Christian conservative E.W. Jackson has
criticized Democratic presidential hopeful Pete Buttigieg's ideas
about Christianity, calling them “more perverse than his
lifestyle.”
Jackson, the Republican Party nominee
for lieutenant governor of Virginia in 2013 who also unsuccessfully
ran for a seat in the U.S. Senate in 2018, told his The Awakening
radio listeners on Monday that he finds Buttigieg “the most
loathsome” of all the Democratic presidential candidates.
“Of all the candidates, the one that
I find the most loathsome, frankly, is Pete Buttigieg,” Jackson
said, before criticizing the candidate for kissing his husband during
a campaign rally.
“I do find that thoroughly
disgusting,” he
said. “Homosexuality is not normal and normal people find it
disgusting.”
“Here’s what disgusts me about Pete
Buttigieg.

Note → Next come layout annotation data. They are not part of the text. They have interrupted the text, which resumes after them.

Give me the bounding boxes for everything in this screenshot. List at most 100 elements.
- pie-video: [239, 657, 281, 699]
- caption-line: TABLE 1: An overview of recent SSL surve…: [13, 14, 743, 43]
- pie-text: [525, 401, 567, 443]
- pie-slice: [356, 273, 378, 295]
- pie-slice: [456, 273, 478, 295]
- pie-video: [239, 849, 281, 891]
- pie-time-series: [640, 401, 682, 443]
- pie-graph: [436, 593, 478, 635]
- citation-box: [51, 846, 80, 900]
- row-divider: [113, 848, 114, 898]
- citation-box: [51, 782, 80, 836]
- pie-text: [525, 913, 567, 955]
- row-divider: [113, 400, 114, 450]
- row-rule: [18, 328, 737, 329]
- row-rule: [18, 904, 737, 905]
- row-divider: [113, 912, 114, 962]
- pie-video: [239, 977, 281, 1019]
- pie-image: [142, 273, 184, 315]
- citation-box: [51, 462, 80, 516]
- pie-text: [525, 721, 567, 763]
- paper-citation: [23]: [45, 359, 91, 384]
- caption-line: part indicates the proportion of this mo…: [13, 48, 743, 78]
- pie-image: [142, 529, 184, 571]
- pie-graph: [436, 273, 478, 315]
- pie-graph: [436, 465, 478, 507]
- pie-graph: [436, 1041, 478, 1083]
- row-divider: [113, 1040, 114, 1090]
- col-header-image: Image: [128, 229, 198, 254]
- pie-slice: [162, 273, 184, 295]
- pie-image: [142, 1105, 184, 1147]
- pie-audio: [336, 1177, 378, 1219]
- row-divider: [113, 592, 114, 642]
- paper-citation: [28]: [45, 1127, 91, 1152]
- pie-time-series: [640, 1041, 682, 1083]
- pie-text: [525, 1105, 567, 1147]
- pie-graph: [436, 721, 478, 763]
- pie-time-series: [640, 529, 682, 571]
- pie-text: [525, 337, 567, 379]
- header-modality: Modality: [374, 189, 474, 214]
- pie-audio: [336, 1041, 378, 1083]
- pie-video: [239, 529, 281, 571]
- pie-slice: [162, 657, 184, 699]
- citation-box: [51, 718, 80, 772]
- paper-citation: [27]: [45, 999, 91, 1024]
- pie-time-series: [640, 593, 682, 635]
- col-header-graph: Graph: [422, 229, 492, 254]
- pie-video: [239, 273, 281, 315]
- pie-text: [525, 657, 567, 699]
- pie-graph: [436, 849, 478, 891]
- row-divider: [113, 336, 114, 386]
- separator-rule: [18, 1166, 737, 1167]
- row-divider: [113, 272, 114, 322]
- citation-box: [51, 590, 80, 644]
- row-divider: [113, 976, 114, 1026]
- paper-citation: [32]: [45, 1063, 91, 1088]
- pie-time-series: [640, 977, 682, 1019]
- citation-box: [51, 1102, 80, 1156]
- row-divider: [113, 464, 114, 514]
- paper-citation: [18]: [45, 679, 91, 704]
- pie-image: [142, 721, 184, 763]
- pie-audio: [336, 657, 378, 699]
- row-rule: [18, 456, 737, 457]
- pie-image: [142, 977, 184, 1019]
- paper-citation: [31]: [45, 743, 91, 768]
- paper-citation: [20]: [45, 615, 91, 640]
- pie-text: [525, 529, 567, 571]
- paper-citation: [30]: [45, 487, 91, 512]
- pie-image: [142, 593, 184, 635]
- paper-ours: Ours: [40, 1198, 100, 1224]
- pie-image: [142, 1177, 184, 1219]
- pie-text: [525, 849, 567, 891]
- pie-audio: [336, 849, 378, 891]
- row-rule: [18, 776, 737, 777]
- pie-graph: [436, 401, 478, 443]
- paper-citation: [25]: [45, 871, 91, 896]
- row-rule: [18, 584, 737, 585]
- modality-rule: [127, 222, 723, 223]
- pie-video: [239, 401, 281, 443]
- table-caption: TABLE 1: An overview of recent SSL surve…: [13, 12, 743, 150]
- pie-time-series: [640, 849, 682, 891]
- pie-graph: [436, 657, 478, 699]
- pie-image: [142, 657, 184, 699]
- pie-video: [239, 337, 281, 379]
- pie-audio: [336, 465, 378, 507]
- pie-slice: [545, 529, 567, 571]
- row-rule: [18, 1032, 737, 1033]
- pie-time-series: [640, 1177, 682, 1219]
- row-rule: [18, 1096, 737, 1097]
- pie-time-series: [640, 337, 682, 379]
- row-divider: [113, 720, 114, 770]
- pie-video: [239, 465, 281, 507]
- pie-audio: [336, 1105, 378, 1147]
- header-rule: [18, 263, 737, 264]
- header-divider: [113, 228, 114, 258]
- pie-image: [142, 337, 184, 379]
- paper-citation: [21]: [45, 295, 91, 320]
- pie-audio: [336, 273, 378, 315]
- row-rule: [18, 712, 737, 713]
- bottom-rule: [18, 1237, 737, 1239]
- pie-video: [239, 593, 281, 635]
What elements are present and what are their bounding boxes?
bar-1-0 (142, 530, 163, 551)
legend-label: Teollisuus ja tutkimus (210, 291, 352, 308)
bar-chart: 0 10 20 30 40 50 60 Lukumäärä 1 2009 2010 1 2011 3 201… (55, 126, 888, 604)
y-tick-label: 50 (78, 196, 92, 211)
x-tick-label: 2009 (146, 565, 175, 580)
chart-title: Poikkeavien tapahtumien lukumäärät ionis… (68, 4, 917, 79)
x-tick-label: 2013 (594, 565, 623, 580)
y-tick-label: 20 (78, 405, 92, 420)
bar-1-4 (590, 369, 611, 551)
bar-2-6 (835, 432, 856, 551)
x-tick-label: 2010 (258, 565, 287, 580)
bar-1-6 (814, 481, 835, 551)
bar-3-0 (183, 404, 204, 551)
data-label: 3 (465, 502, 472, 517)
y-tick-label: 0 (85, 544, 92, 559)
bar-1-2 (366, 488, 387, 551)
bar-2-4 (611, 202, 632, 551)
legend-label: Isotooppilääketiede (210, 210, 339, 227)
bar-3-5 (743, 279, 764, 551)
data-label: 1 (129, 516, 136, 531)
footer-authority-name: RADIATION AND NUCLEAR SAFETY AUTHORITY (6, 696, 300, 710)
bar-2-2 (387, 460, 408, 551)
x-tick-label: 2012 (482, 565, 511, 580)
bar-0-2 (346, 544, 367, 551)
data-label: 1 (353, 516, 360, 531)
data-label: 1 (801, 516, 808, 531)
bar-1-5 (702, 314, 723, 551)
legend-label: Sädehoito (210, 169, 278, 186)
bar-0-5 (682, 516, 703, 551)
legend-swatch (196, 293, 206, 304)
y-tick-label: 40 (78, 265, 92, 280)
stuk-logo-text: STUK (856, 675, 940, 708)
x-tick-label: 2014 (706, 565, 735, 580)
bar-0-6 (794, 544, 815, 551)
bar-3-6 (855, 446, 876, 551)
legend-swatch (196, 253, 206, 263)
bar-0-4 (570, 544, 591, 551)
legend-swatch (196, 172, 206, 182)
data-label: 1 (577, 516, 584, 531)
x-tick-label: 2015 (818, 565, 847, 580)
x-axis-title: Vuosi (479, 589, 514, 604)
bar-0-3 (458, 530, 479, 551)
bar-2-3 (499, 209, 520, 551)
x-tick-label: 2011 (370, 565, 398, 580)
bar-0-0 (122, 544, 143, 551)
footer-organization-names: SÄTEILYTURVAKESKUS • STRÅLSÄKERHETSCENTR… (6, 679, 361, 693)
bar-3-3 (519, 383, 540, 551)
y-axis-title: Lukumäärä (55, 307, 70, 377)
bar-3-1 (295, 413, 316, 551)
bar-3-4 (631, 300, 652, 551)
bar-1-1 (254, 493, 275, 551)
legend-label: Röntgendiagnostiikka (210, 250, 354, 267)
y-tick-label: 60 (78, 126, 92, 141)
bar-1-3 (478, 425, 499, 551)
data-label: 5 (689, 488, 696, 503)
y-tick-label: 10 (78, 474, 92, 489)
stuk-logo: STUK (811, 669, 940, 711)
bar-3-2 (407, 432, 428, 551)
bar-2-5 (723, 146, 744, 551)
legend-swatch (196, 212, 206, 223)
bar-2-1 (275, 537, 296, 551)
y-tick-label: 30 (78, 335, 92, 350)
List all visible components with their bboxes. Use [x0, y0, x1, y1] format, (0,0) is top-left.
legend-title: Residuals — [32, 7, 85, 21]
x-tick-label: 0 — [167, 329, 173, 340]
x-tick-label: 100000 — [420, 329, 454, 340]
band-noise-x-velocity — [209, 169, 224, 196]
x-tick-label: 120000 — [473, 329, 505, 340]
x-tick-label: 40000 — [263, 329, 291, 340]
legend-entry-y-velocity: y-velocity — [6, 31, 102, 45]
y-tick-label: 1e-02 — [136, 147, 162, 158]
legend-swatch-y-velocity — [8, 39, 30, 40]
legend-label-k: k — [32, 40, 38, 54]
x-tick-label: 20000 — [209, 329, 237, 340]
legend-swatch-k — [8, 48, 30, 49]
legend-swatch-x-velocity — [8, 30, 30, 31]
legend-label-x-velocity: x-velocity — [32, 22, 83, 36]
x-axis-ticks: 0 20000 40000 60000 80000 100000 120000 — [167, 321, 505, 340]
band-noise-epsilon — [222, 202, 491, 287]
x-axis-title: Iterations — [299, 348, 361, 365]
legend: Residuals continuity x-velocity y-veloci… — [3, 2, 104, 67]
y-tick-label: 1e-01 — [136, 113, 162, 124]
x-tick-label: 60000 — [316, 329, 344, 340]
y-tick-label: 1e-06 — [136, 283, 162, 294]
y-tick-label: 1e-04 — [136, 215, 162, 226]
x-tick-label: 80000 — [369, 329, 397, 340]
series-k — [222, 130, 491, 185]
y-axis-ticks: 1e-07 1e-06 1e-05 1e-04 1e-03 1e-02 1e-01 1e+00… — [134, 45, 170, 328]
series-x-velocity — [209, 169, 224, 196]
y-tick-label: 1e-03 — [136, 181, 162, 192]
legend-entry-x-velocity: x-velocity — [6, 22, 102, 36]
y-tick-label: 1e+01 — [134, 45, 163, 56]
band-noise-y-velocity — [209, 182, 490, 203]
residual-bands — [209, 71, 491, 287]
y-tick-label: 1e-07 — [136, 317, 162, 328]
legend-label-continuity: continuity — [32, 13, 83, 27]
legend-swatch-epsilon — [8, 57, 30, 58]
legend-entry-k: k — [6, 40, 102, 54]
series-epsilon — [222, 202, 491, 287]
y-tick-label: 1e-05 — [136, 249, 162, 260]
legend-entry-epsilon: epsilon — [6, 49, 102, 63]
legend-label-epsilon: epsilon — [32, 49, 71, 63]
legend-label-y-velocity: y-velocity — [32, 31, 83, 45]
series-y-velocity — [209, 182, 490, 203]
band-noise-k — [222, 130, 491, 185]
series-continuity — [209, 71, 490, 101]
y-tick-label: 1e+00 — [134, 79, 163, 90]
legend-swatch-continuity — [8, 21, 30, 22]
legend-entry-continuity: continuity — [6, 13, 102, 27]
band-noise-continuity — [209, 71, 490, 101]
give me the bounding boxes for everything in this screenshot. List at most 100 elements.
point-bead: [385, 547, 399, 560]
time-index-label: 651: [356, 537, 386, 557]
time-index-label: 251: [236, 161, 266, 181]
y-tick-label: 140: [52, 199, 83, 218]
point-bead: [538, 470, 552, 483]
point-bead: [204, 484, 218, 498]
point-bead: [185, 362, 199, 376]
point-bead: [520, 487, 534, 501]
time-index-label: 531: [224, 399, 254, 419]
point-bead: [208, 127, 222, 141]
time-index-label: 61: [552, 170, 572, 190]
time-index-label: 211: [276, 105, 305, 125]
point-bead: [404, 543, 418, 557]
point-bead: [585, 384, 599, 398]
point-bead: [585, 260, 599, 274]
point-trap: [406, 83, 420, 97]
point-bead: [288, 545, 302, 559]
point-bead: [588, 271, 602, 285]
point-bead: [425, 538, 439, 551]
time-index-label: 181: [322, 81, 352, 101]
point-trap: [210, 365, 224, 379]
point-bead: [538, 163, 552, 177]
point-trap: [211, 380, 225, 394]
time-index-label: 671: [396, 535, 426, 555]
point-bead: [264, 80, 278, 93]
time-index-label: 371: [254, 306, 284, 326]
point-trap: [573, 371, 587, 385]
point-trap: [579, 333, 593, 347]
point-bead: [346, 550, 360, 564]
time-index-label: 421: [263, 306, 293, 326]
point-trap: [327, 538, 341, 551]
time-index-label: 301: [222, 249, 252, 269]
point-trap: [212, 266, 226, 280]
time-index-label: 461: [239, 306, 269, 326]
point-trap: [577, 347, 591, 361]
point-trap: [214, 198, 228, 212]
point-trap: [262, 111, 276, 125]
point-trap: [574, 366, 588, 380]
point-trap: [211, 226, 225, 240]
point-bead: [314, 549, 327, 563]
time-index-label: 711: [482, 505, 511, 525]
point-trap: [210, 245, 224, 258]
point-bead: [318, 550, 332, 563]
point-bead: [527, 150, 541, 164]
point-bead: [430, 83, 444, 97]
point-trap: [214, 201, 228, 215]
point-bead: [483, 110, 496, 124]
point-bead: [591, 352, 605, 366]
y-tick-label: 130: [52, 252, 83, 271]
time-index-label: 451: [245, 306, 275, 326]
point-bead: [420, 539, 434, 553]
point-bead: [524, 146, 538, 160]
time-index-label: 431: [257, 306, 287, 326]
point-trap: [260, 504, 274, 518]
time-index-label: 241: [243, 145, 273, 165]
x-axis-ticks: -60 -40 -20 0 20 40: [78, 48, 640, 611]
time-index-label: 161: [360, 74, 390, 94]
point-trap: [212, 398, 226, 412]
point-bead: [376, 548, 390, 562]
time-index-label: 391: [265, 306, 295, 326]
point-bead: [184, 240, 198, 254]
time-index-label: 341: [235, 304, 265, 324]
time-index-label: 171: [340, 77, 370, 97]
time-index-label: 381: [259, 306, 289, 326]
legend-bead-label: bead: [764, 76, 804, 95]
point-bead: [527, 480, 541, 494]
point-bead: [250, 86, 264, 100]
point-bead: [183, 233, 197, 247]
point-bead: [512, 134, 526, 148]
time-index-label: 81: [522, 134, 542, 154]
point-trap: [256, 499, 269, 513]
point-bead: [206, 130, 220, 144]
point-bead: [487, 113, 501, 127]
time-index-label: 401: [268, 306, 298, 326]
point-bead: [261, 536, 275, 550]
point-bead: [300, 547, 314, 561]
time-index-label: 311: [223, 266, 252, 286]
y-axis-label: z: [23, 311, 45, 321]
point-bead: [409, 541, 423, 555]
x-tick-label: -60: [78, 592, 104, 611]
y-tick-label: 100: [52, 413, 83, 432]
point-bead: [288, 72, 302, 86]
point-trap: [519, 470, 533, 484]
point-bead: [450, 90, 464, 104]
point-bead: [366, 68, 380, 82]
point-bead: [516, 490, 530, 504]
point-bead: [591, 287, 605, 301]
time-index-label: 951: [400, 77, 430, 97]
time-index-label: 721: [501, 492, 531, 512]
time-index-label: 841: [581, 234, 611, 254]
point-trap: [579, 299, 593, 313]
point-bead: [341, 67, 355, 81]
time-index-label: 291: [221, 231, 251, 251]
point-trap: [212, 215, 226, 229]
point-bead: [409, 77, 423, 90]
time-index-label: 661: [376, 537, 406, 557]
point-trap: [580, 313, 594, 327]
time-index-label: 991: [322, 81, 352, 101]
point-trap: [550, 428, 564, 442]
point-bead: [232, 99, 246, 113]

Unlike the other candidates who are openly and blatantly
godless … Pete Buttigieg tries to couch his policy positions and
his ideas and his persona as, somehow, this evangelical born-again
Christian, but he has these bizarre ideas about what Christianity
stands for and what it means. And I find that not only hypocritical,
I find it – folks, if I may say it this way – I find it more
perverse than his lifestyle.”
“When you start invoking God, you
have gone beyond your sin, you are into blasphemous sin,” he
continued. “You know what I liken this to? I liken this to, folks,
to a pastor or a priest utilizing, exploiting a vulnerable member of
his or her parish or church and telling them that this is what God
wants them to do. They are sexually abusing someone in their parish
and then using God as an excuse, ‘Well, God wants you to do this.’
Folks, to me, that’s more perverse than the sin itself … How can
you invoke God’s name as justification for your sin? I find that so
appallingly depraved that I can’t even find the words to express
it, and that’s what Pete Buttigieg is doing.”
On the campaign trail, Buttigieg, an
Episcopalian, often talks about his faith. During a recent appearance
on NBC's Today Show, Buttigieg said that he can't imagine God
belongs to the Republican Party.
“It's important to me,” Buttigieg
said about his religion. “And I think it's also important that we
stop seeing religion used as a kind of cudgel as if God belonged to a
political party. And if he did, I can't imagine it would be the one
that sent the current president into the White House.”